Figure 7. Phylogenetic analyses of chuviruses. Phylogenetic trees were constructed based on the RdRp sequences of representative viruses in the family Chuviridae (A), the RdRp sequences of NUMV (B) and JLCV (C). All the viruses obtained in ticks here were highlighted in red, and the closest referenced viruses were also highlighted in bold font. In panel B, NUMV viral strains discovered from ticks were marked with red-filled circles, while strains found in tick-bite patients were marked with blue-filled circles. Abbreviations: NUMV, Nuomin virus; YCMV, Yichun mivirus. The accession numbers of the viral sequences are shown in Supplementary Tables S3 and S4.
Figure 8. Phylogenetic analyses of partitiviruses. Phylogenetic trees constructed based on the RdRp protein sequences of representative viruses in the family Partitiviridae (A), the RdRp protein sequences of JPLV1 (B). All the viruses obtained in ticks here were highlighted in red, and the closest referenced viruses were also highlighted in bold font. Abbreviations: JPLV1, Jilin partiti-like virus 1; NPLV1, Norway partiti-like virus 1. The accession numbers of the viral sequences are shown in Supplementary Tables S3 and S4.
Figure 9. Phylogenetic analyses of tombusviruses. Phylogenetic trees were constructed based on the RdRp sequences of representative viruses in the family Tombusviridae (A), the RdRp sequences of FTLV (B). All the viruses obtained in ticks here were highlighted in red, and the closest referenced viruses were also highlighted in bold font. Abbreviations: FTLV, Fangzheng tombus-like virus. The accession numbers of the viral sequences are shown in Supplementary Tables S3 and S4.
Figure 10. Phylogenetic analyses of Solemoviruses. Phylogenetic trees were constructed based on the RdRp sequences of representative viruses in the familySolemoviridae (A), the RdRp sequence of ISAV1 and XTAV1 (B), the RdRp sequence of JLLV2 (C). All the viruses obtained in ticks here were highlighted in red, and the closest referenced viruses were also highlighted in bold font. Abbreviations: ISAV1, Ixodes scapularis associated virus 1; XTAV1, Xinjiang tick associated virus 1; NLLV3, Norway luteo-like virus 3; ADTV, American dog tick associated virus-1; JLLV2, Jilin luteo-like virus 2; NLLV2, Norway luteo-like virus 2. The accession numbers of the viral sequences are shown in Supplementary Tables S3 and S4.

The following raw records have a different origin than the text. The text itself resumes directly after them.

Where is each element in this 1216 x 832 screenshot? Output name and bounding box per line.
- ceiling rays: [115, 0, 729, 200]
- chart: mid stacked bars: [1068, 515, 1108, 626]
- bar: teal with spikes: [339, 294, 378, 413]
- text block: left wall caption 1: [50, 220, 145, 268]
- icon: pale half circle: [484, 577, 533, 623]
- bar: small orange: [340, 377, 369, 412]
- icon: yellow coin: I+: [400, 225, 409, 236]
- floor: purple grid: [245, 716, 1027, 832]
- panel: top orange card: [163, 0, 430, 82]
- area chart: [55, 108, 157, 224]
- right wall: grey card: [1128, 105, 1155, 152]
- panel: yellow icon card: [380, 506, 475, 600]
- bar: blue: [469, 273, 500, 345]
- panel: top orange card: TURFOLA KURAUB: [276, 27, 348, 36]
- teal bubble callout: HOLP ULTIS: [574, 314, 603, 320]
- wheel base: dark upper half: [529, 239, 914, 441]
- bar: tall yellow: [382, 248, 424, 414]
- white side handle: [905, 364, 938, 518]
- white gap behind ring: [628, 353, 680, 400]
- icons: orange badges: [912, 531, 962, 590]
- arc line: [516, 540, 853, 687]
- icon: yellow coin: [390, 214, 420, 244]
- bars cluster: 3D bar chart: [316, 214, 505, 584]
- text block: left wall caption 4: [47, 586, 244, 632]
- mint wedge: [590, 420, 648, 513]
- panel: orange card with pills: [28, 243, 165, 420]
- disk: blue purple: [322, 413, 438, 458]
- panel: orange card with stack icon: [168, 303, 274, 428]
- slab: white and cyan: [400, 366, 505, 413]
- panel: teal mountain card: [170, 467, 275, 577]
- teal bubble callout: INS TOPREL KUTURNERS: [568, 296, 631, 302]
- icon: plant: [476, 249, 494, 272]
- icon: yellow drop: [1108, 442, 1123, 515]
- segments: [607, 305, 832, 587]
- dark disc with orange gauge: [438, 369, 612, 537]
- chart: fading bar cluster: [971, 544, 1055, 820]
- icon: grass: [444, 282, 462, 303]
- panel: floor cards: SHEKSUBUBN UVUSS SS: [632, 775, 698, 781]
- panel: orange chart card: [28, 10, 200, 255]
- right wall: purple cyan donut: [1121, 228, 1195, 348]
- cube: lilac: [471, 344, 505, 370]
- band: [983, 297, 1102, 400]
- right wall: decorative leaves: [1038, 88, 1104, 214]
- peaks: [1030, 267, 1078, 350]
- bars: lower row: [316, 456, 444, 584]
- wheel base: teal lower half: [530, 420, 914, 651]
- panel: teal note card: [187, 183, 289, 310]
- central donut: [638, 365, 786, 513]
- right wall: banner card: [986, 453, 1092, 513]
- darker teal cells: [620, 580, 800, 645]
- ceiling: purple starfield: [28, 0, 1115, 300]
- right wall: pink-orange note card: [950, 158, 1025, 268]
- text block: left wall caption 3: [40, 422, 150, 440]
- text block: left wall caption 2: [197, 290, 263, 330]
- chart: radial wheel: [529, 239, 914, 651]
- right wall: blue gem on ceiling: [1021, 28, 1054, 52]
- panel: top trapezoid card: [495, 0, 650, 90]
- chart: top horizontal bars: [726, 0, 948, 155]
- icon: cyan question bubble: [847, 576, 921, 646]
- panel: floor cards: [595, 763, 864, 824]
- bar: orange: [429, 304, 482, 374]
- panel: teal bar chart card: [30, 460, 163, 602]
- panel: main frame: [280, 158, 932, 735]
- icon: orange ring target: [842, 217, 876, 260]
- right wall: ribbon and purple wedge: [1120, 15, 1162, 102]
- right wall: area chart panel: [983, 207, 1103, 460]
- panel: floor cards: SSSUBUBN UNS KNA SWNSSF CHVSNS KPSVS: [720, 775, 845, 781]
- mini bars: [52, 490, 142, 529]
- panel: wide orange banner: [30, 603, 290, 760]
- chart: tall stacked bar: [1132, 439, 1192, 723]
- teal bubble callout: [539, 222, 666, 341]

Figure 11. Phylogenetic analysis of ISAV3. All the viruses obtained in ticks here were highlighted in red, and the closest referenced viruses were highlighted in bold font. The tick host and collection country of the virus strain were also marked. ISAV3, Ixodes scapularis associated virus 3; ISAV4, Ixodes scapularis associated virus 4; XTAV2, Xinjiang tick associated virus 2; ADTV, ISAV3, American dog tick associated virus 2. The accession numbers of the viral sequences used in the trees are shown in Supplementary Table S3 and S4.